Pros: - Strong integration layer — that part is similar to DV. - Familiar to teams from traditional enterprise warehousing.
Cons: - Violates D2: 3NF + SCD2 is verbose, inconsistent across tables, and history is bolted on per-table rather than methodology-level. - Violates D3: parallel load is hard because foreign keys force serial order. - Violates D4: streaming into a 3NF EDW is awkward — every late-arriving key violates a FK constraint. - Schema change cost is high: renaming a single source column can require migrations across many normalized tables.
DV's hub/link/sat decomposition is essentially a 3NF refactor where the integration semantics are pushed into the table type (hub = entity, link = relationship, sat = attribute group), giving you the integration benefit and parallel/idempotent loads and uniform history.
Option 5 — Anchor Modeling¶
6NF attribute-per-table methodology with bi-temporal history.
Pros: - Theoretically the cleanest history model (bi-temporal). - Even more granular than DV.
Cons: - Violates D7 hard: tooling ecosystem is small (no dbt-equivalent macro package with broad community). - Query cost on 6NF is high; every consumer needs a join layer. - Violates D5: dialect-specific implementations are sparse. - Team skill availability is near zero industry-wide.
Anchor Modeling is academically attractive but pragmatically isolated. Adoption cost outweighs the marginal history-modeling benefit over DV's satellites.
Option 6 — Medallion (bronze/silver/gold) without methodology¶
Storage layering convention from Databricks; no opinionated modeling rules within each layer.
Pros: - Familiar from lakehouse contexts. - No methodology learning curve.
Cons: - Violates D1: bronze/silver/gold tells you where data lives, not how it's modeled. Without a methodology, "silver" devolves into whatever-shape-the-pipeline-emits. - Violates D2: history is per-table convention, not methodology rule. - Violates D8: this isn't a methodology, it's a folder structure. The actual modeling discipline is still missing.
Medallion layers are compatible with DV — bronze ≈ stage, silver ≈ raw vault, gold ≈ marts — but they don't replace the need for DV's modeling rules.
Positive Consequences¶
- The discipline of "warehouse modeling" is owned by a clear three-agent team with MECE boundaries against the existing data roster.
- Schema-on-write integration means a spoke can change its source shape without breaking downstream consumers — only the staging layer changes.
- Audit and history are guaranteed by methodology, not by per-project memory.
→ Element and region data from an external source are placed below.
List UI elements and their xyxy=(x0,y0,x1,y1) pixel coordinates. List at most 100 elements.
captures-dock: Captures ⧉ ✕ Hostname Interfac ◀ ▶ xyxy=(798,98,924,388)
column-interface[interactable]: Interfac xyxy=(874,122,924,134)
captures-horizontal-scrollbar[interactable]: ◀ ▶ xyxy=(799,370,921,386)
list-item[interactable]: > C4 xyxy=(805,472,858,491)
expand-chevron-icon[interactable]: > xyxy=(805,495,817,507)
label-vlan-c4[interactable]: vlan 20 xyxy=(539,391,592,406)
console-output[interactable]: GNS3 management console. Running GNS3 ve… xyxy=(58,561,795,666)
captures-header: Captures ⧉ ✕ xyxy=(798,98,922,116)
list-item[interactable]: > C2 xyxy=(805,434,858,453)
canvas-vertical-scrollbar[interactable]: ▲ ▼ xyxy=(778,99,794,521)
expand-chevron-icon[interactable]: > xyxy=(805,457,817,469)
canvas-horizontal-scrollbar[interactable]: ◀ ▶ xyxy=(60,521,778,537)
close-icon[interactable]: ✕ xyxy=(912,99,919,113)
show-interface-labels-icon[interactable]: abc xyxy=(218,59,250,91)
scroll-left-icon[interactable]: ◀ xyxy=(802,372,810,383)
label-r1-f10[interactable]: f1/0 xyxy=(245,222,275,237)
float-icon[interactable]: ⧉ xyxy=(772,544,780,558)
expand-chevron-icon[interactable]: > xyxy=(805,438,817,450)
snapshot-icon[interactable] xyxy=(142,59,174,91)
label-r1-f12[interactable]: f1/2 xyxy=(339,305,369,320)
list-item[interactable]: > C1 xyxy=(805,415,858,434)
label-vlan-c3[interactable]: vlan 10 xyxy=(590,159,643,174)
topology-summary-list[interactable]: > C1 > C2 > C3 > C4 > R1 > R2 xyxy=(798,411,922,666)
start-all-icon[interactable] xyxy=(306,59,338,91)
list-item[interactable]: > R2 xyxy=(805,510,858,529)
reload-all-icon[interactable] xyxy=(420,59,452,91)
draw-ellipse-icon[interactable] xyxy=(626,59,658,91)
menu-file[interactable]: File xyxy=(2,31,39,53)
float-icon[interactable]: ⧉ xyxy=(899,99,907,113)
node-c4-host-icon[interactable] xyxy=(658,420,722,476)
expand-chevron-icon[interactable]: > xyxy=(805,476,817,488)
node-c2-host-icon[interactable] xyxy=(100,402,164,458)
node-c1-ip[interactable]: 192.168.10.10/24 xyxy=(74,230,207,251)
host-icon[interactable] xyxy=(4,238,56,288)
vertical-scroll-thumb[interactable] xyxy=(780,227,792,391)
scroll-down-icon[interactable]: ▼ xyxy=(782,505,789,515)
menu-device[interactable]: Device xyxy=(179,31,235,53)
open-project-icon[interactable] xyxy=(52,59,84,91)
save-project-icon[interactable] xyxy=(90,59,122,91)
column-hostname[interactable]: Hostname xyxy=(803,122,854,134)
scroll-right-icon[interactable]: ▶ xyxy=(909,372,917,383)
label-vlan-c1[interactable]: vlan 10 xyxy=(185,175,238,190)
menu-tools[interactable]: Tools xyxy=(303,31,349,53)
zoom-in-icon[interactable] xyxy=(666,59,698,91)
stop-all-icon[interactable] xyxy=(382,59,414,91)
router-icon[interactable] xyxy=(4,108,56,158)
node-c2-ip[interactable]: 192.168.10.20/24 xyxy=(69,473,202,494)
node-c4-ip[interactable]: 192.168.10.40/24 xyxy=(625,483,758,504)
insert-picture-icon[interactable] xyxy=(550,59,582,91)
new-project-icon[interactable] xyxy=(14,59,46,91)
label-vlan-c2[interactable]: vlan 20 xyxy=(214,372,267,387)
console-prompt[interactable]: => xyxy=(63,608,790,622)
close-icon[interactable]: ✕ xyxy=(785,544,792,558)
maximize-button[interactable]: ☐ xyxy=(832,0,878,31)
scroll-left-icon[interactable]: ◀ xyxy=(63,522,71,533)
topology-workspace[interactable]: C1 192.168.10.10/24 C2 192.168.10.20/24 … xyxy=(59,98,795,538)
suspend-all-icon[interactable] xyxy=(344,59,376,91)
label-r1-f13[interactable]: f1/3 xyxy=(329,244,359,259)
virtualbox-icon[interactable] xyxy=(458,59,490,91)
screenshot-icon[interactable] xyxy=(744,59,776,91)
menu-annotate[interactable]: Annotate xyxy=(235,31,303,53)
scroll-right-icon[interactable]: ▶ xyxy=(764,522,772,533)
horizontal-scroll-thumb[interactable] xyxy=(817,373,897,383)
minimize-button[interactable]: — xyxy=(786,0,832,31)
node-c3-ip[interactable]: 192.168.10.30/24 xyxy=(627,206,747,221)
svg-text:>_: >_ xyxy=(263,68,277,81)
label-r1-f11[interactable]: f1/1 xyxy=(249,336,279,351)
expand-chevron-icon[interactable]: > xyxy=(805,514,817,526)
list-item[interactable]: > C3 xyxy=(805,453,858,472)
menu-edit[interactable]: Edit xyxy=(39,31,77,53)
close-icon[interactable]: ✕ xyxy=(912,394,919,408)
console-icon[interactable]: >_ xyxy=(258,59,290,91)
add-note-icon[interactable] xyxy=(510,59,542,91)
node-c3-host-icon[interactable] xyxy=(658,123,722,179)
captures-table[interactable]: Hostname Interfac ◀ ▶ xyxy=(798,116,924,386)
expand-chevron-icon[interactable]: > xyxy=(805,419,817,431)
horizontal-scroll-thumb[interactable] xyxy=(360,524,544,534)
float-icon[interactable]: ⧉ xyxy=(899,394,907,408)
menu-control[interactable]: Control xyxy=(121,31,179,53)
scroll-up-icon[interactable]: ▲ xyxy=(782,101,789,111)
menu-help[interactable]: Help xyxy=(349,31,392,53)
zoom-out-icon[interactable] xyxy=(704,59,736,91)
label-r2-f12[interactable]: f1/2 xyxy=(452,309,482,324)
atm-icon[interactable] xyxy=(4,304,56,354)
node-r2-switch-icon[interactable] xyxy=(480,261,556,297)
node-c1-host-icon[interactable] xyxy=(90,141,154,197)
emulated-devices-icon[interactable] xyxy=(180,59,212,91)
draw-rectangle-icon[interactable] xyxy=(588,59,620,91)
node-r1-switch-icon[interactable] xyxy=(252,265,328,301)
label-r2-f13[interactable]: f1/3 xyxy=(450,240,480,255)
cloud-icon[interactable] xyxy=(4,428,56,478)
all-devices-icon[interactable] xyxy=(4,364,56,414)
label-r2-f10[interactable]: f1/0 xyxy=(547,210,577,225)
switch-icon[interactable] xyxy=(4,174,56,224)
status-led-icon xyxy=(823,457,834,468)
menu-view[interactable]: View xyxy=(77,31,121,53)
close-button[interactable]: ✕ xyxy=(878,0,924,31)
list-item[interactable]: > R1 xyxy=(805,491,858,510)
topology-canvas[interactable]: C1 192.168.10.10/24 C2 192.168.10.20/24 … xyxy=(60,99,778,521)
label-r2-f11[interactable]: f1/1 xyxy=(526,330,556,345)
- Streaming and graph projection are explicit first-class load/serve shapes, not "we'll figure it out."
- The model spec format becomes a contract that travels with the spoke; the generator emits DDL + dbt stubs deterministically.
- Multi-dialect: the same model spec produces working DDL on Snowflake, Postgres, and BigQuery.
Negative Consequences¶
- Team must invest in DV literacy. Mitigated by patterns.md + 3 agents.
- The model spec format and generator are new artifacts to maintain. Mitigated by keeping the spec minimal.
- Business vault virtualization vs materialization decisions are non-trivial per case. The architect agent owns this judgment.
Related decisions¶
ARC-ADR-009— Canonical Data Model (Arrow). DV consumes this contract.ARC-ADR-016— Ontology representation. The graph mart projection follows these reification rules.ARC-ADR-022— Event bus bridges. The streaming load path consumes this.ARC-ADR-023— Container tiering. Warehouse engines run as platform tier.
Open questions (deferred)¶
- Vendor DV tools (WhereScape, Vaultspeed, BimlFlex) — re-evaluate at Phase 4 of the adoption roadmap if dbt-macro maintenance becomes the bottleneck.
- Right-to-be-forgotten implementation: tombstone-link pattern is documented but not yet exercised against a regulatory request. Spike when the first PII-bearing raw vault lands.
- Bi-temporal queries (transaction time + valid time): DV handles transaction time natively via
load_date; valid time is a business-vault effectivity-satellite pattern. Defer formal bi-temporal API until a use case demands it.